PHOTO | CRITIQUE

Four in One

PMarie-Jeanne Caprasse
@27 Nov 2013

Le travail de Vera Lutter est intimement lié à son dispositif de prises de vues. Mettant au point de gigantesques camera obscura en intérieur comme en extérieur, elle a choisi pour sa nouvelle série Clock Tower de s’installer au cœur d’une horloge qui domine Brooklyn. Mais nouveauté dans son travail, avec l’autre série présentée ici, Albescent, elle passe cette fois au numérique en se concentrant sur un sujet qui l’écarte de ses déambulations urbaines et industrielles: la lune.

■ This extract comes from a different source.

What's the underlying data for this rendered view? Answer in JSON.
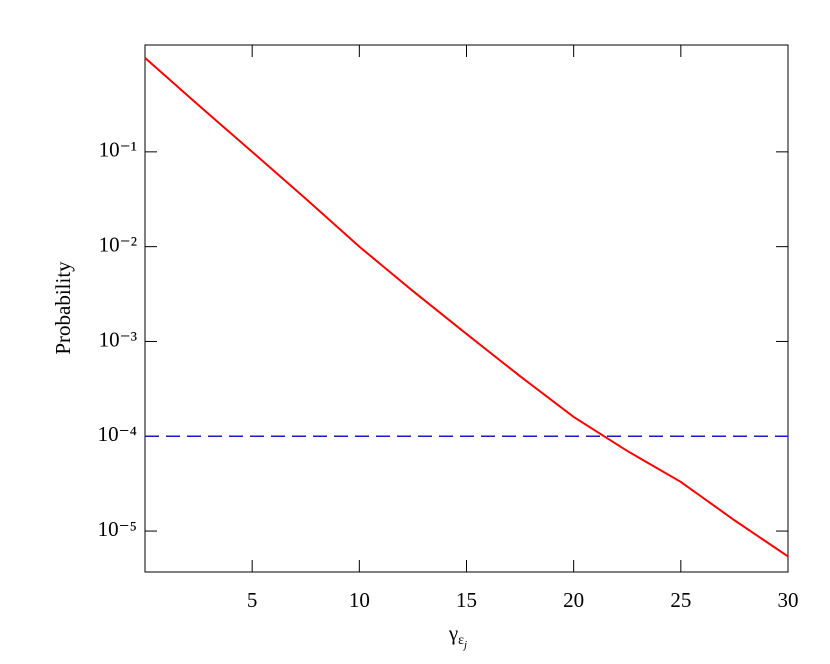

Depuis une vingtaine d’années, Vera Lutter a mis au point un dispositif de prises de vues bien spécifique. Elle utilise une camera obscura surdimensionnée, à la taille d’une pièce ou d’un container pour capter de vastes paysages. Ainsi, c’est la lumière qui vient creuser en négatif des zones d’ombre sur le papier de grand format. Cela demande du temps, de quelques heures à quelques jours. Une durée qu’elle notifie dans le titre de chacune de ses œuvres.

Si ces grands tirages uniques collent pour ainsi dire au réel, le résultat obtenu surprend toujours par son degré d’abstraction. Il y a d’abord l’effet de négatif qui transforme les zones claires en noir et les éléments sombres en blanche clarté. Puis il y a la pose longue qui fixe une durée sur une image unique. Tout ce qui se meut trop vite n’imprimera pas le papier, ou apparaîtra dans le flou, telle une présence fantomatique.

Particularité de ce dispositif: il capte une suite d’instants pour la transformer en espace intemporel où le mouvement n’a pas de prise sur l’image. Dans la série Clock Tower, la présence du temps s’affiche visuellement puisque Vera Lutter a placé sa chambre noire dans une horloge dominant un immeuble de Brooklyn. A travers ses quatre cadrans vitrés situés aux points cardinaux, elle offre quatre vues sur New York. Mais paradoxalement, le résultat photographique nous donne à voir une forme monolithique. Le cadran de l’horloge vient sertir le paysage comme le plomb d’un vitrail tandis que les aiguilles mobiles sont pour ainsi dire absentes, ne laissant apparaître qu’une petite zone de flou.

Finalement, ces paysages d’une ville en pleine effervescence comme New York semblent hors du temps, dématérialisés, comme s’ils étaient la trace lointaine de quelque chose qui se manifesterait dans une autre dimension, vide de toute présence humaine. Cette distance est renforcée par le fait que la trace du cadran de l’horloge saute aux yeux alors qu’il faut aller chercher au second plan le paysage urbain. Cette barrière a pour effet d’aplatir l’image et de gêner le cheminement du regard dans l’espace. C’est sans doute pour cela que l’on ressent ici une froideur qui n’apparaissait pas dans ses autres séries pourtant basées sur le même procédé.

Dans la seconde salle de la galerie, une photographie de la série Pepsi Cola interior (2000) provoque une toute autre expérience esthétique. Là, grâce à la proximité des objets et leur mise en espace, nous sommes immergés dans un monde dans lequel nous pouvons déambuler et nous projeter. Et se dégage un mystère qui ouvre les portes de l’imaginaire.

Nouveauté dans le travail de l’artiste : la série de photographies de lunes commencée en 2010, Albescent, et prises cette fois au numérique avec des temps d’exposition très courts. Non seulement Vera Lutter change de technique mais elle s’ouvre à la contemplation d’un phénomène naturel, loin de l’esthétique urbaine ou industrielle qui lui est chère. La lumière et son émergence de l’obscurité est toujours centrale. Cette fois-ci avec des touches de couleurs douces subtilement ordonnées dans le grand polyptique Moon Wall III. Mais c’est aussi le mouvement qu’elle capte alors, en nous faisant voir les changements d’états de l’astre lunaire et en les juxtaposant.

S’éloignant ainsi de la mise à distance et de la fixité glaçante des premières salles, on retrouve un univers plus familier, celui de l’instant ou des instants, celui de la vie.